Bertambah, Total 9 WNI Rombongan Global Sumud Flotilla Ditangkap Israel

Bertambah, Total 9 WNI Rombongan Global Sumud Flotilla Ditangkap Israel

Berita Utama | inews | Rabu, 20 Mei 2026 - 09:18
share

JAKARTA, iNews.id - Kementerian Luar Negeri (Kemlu) mengonfirmasi ada sembilan warga negara Indonesia (WNI) dalam misi kemanusiaan ke Gaza, Palestina, yang ditangkap pasukan Israel.
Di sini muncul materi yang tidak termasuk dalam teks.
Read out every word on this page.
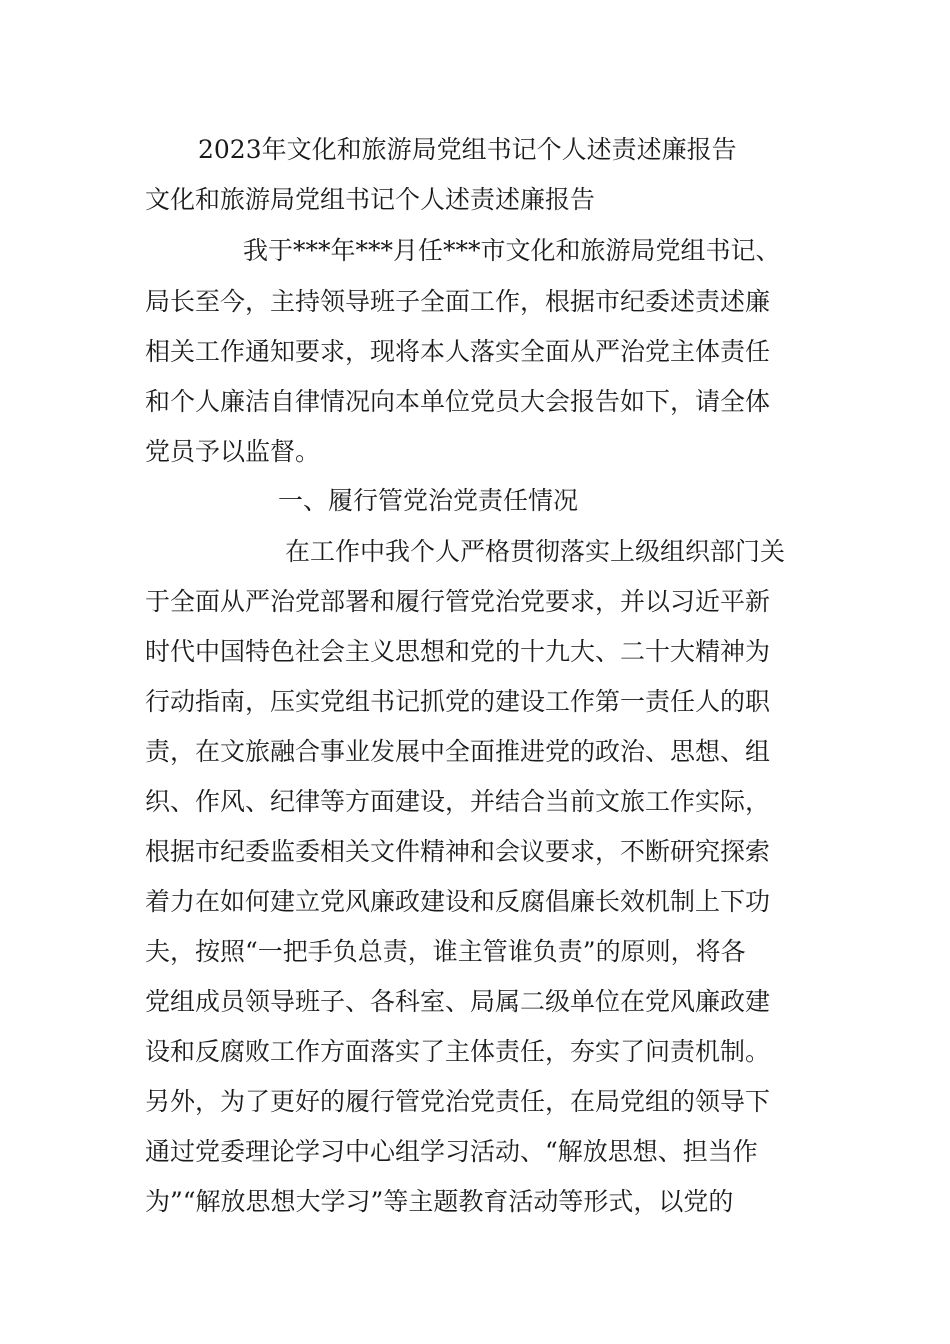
2023年文化和旅游局党组书记个人述责述廉报告
文化和旅游局党组书记个人述责述廉报告
我于***年***月任***市文化和旅游局党组书记、
局长至今，主持领导班子全面工作，根据市纪委述责述廉
相关工作通知要求，现将本人落实全面从严治党主体责任
和个人廉洁自律情况向本单位党员大会报告如下，请全体
党员予以监督。
一、履行管党治党责任情况
在工作中我个人严格贯彻落实上级组织部门关
于全面从严治党部署和履行管党治党要求，并以习近平新
时代中国特色社会主义思想和党的十九大、二十大精神为
行动指南，压实党组书记抓党的建设工作第一责任人的职
责，在文旅融合事业发展中全面推进党的政治、思想、组
织、作风、纪律等方面建设，并结合当前文旅工作实际，
根据市纪委监委相关文件精神和会议要求，不断研究探索
着力在如何建立党风廉政建设和反腐倡廉长效机制上下功
夫，按照“一把手负总责，谁主管谁负责”的原则，将各
党组成员领导班子、各科室、局属二级单位在党风廉政建
设和反腐败工作方面落实了主体责任，夯实了问责机制。
另外，为了更好的履行管党治党责任，在局党组的领导下
通过党委理论学习中心组学习活动、“解放思想、担当作
为”“解放思想大学习”等主题教育活动等形式，以党的
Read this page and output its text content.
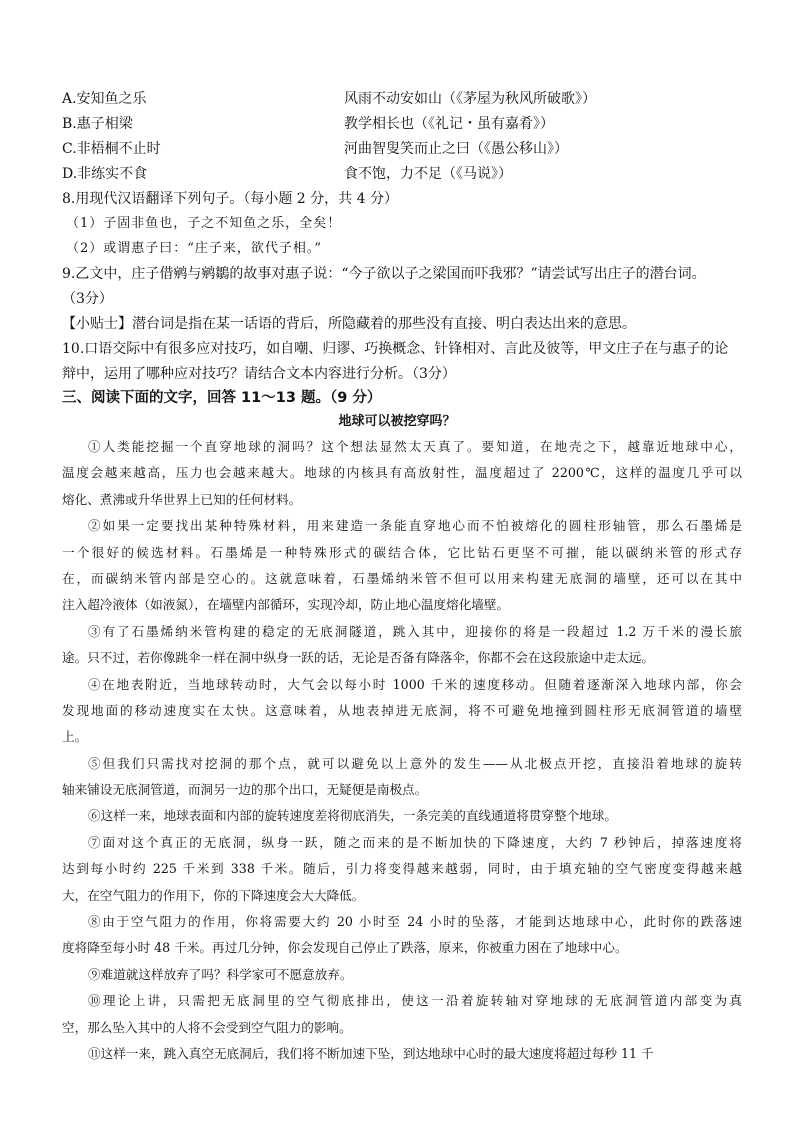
A.安知鱼之乐	风雨不动安如山（《茅屋为秋风所破歌》）
B.惠子相梁	教学相长也（《礼记・虽有嘉肴》）
C.非梧桐不止时	河曲智叟笑而止之曰（《愚公移山》）
D.非练实不食	食不饱，力不足（《马说》）
8.用现代汉语翻译下列句子。（每小题 2 分，共 4 分）
（1）子固非鱼也，子之不知鱼之乐，全矣！
（2）或谓惠子曰：“庄子来，欲代子相。”
9.乙文中，庄子借鹓与鹓鶵的故事对惠子说：“今子欲以子之梁国而吓我邪？”请尝试写出庄子的潜台词。
（3分）
【小贴士】潜台词是指在某一话语的背后，所隐藏着的那些没有直接、明白表达出来的意思。
10.口语交际中有很多应对技巧，如自嘲、归谬、巧换概念、针锋相对、言此及彼等，甲文庄子在与惠子的论
辩中，运用了哪种应对技巧？请结合文本内容进行分析。（3分）
三、阅读下面的文字，回答 11～13 题。（9 分）
地球可以被挖穿吗？
①人类能挖掘一个直穿地球的洞吗？这个想法显然太天真了。要知道，在地壳之下，越靠近地球中心，
温度会越来越高，压力也会越来越大。地球的内核具有高放射性，温度超过了 2200℃，这样的温度几乎可以
熔化、煮沸或升华世界上已知的任何材料。
②如果一定要找出某种特殊材料，用来建造一条能直穿地心而不怕被熔化的圆柱形轴管，那么石墨烯是
一个很好的候选材料。石墨烯是一种特殊形式的碳结合体，它比钻石更坚不可摧，能以碳纳米管的形式存
在，而碳纳米管内部是空心的。这就意味着，石墨烯纳米管不但可以用来构建无底洞的墙壁，还可以在其中
注入超冷液体（如液氮），在墙壁内部循环，实现冷却，防止地心温度熔化墙壁。
③有了石墨烯纳米管构建的稳定的无底洞隧道，跳入其中，迎接你的将是一段超过 1.2 万千米的漫长旅
途。只不过，若你像跳伞一样在洞中纵身一跃的话，无论是否备有降落伞，你都不会在这段旅途中走太远。
④在地表附近，当地球转动时，大气会以每小时 1000 千米的速度移动。但随着逐渐深入地球内部，你会
发现地面的移动速度实在太快。这意味着，从地表掉进无底洞，将不可避免地撞到圆柱形无底洞管道的墙壁
上。
⑤但我们只需找对挖洞的那个点，就可以避免以上意外的发生——从北极点开挖，直接沿着地球的旋转
轴来铺设无底洞管道，而洞另一边的那个出口，无疑便是南极点。
⑥这样一来，地球表面和内部的旋转速度差将彻底消失，一条完美的直线通道将贯穿整个地球。
⑦面对这个真正的无底洞，纵身一跃，随之而来的是不断加快的下降速度，大约 7 秒钟后，掉落速度将
达到每小时约 225 千米到 338 千米。随后，引力将变得越来越弱，同时，由于填充轴的空气密度变得越来越
大，在空气阻力的作用下，你的下降速度会大大降低。
⑧由于空气阻力的作用，你将需要大约 20 小时至 24 小时的坠落，才能到达地球中心，此时你的跌落速
度将降至每小时 48 千米。再过几分钟，你会发现自己停止了跌落，原来，你被重力困在了地球中心。
⑨难道就这样放弃了吗？科学家可不愿意放弃。
⑩理论上讲，只需把无底洞里的空气彻底排出，使这一沿着旋转轴对穿地球的无底洞管道内部变为真
空，那么坠入其中的人将不会受到空气阻力的影响。
⑪这样一来，跳入真空无底洞后，我们将不断加速下坠，到达地球中心时的最大速度将超过每秒 11 千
Sembilan WNI tersebut tengah mengikuti misi kemanusiaan ke Gaza, Palestina lewat Global Sumud Flotilla (GSF) 2.0 di sekitar perairan Siprus, Mediterania Timur.

"Betul, berdasarkan informasi terkini pukul 07.13 WIB, sembilan WNI anggota Global Peace Convoy Indonesia (GPCI) yang tergabung dalam misi GSF 2.0, dilaporkan telah ditangkap Israel," kata Direktur Pelindungan Warga Negara Indonesia (PWNI) Kemlu, Heni Hamidah kepada iNews.id, Rabu (20/5/2026). 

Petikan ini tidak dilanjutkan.